I will never, ever forget the strong embrace of the three-point seat belts which arrested my otherwise-certain meeting with the steering wheel and windshield. My first thought was “what a great day to not be driving the Model A or the Thunderbird, neither of which had any seat belts at all. I had actually considered driving one of the beltless Fords because I was in an old-car-mood that morning. But had decided against both of them because taking the Colt (which was parked out front at the curb) was less effort than getting one of the others out of the garage.
The police were called, reports were taken, and I was driven home in what has been my only ride in the back seat of a police car. Jitters from a lack of coffee was my only injury but my little Colt was not so fortunate and went away on the back of a flatbed. The other driver was at fault and his insurance company pronounced the Colt totaled. I did not disagree with them, because it was a pretty hard hit of the right front corner of a FWD car. An old, cheap FWD car. Marianne did not cry about this one, which had originally been chosen more out of budget constraints than about what she really wanted.
In the early 1990’s, older subcompact cars were not valuable items and I had to fight like crazy to get a reasonable payment from the insurer. That is the downside of driving a really nice older car – all of the insurance value guides give prices for “average” cars. They do not give prices for the exceptional ones. It took a small claims suit to get them to an amount anywhere close to my car’s value, but we got there and that was that.

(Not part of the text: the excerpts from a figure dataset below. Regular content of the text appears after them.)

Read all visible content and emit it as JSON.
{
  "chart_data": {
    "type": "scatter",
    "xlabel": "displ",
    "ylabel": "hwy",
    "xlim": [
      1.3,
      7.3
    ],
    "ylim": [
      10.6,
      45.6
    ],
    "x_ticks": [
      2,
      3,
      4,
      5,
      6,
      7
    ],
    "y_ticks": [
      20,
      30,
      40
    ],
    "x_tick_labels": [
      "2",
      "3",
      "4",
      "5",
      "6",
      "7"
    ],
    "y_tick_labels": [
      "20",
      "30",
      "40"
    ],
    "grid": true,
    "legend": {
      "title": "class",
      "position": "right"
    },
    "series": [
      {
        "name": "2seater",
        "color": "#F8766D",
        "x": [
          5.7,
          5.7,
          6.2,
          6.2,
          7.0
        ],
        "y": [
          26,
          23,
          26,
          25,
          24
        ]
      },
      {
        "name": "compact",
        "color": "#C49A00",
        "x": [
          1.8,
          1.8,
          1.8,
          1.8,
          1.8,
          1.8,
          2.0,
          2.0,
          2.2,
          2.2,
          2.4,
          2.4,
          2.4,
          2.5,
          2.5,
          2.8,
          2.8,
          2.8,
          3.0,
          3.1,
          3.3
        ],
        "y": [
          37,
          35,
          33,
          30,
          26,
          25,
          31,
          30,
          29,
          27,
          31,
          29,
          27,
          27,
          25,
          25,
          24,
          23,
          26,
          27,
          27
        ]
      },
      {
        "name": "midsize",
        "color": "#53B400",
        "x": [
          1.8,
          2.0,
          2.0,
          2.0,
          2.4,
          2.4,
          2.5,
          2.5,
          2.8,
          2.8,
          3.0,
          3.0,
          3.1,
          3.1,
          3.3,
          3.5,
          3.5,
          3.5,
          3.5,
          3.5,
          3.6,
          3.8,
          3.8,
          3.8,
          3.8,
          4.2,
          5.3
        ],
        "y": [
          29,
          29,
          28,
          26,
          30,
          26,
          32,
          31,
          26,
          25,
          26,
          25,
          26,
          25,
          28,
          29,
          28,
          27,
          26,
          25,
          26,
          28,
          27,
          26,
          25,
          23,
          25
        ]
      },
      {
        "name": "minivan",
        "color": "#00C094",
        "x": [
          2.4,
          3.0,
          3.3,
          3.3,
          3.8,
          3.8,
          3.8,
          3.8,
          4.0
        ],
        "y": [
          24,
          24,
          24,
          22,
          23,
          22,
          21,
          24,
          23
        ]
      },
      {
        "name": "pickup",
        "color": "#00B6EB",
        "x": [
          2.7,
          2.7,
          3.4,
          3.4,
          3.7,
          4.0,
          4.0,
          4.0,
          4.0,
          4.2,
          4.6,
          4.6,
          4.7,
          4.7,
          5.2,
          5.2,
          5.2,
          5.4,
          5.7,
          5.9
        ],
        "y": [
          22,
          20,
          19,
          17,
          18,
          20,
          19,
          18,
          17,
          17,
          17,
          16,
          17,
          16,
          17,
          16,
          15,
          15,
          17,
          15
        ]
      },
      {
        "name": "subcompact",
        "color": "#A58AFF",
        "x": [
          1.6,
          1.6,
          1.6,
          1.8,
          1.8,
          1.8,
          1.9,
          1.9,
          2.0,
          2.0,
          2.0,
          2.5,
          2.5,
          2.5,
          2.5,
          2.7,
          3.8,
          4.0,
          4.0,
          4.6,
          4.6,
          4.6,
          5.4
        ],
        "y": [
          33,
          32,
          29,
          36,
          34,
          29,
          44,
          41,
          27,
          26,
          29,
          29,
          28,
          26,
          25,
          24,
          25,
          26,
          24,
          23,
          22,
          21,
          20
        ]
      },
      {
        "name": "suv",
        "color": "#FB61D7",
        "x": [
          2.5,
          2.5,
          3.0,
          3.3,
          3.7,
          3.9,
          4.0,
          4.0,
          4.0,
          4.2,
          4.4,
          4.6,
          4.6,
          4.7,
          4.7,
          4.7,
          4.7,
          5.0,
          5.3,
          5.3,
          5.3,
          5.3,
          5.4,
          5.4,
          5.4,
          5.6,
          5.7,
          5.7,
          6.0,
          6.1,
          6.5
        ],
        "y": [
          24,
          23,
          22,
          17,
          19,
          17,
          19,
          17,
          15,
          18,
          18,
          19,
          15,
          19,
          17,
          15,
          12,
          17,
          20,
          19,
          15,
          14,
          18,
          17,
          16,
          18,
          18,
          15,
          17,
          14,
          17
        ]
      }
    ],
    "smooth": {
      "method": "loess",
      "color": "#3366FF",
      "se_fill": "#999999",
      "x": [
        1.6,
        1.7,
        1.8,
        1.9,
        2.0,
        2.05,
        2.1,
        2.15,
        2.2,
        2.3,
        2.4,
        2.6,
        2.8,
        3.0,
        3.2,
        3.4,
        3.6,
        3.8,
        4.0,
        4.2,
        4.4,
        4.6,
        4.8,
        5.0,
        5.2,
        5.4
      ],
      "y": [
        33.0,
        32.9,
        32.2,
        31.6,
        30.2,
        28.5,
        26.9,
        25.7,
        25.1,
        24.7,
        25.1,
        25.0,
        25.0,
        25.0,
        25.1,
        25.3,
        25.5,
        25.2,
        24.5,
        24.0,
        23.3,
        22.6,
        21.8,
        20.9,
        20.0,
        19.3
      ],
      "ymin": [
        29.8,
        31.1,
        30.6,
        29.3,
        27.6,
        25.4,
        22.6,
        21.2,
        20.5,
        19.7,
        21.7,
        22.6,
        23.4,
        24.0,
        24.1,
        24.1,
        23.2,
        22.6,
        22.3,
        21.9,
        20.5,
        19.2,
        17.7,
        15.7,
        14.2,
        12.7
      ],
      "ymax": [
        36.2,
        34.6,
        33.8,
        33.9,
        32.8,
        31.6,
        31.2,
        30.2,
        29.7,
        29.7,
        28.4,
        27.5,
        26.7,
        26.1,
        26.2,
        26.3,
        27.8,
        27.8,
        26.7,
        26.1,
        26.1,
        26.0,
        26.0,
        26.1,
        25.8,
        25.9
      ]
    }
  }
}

The postscript to the Colt story was that I got a rental while I looked for a replacement. My rental was a fairly new Toyota Camry sedan, much like the one shown here. It was a great chance to do a one-to-one comparison with the ’88 Accord that I had found so humdrum. It was during my couple of weeks with that Camry that a switch was flipped and my preferences became clear – between Honda and Toyota, I would henceforth be a Honda Guy. The Camry was nice and all, but it lacked the personality, the style and the driving dynamics of the Honda. I didn’t expect the Camry to be as fun as the Colt. But it was not even as fun as our Honda. I still considered our Honda as a dull appliance, but my dullness meter was recalibrated after time with the Camry. I remember looking at the dash and interior of the Camry as I was parked at the curb in front of my house one morning, thinking that it was the Oldsmobile Cutlass Ciera of Japanese cars. From that moment forward I never again thought of the Accord as a snoozer. Had I the opportunity to re- compare them at 15 years in the salty climate and 150k+ miles my switch might have flipped the other way, but we will never know.
Soon enough the rented Camry was replaced with my next set of cheap wheels. Those cheap wheels would not be as fun as the Colt – but then few cars could be. It would also not be as trouble-free as the Accord. But that next car would be a lot more interesting than the Camry.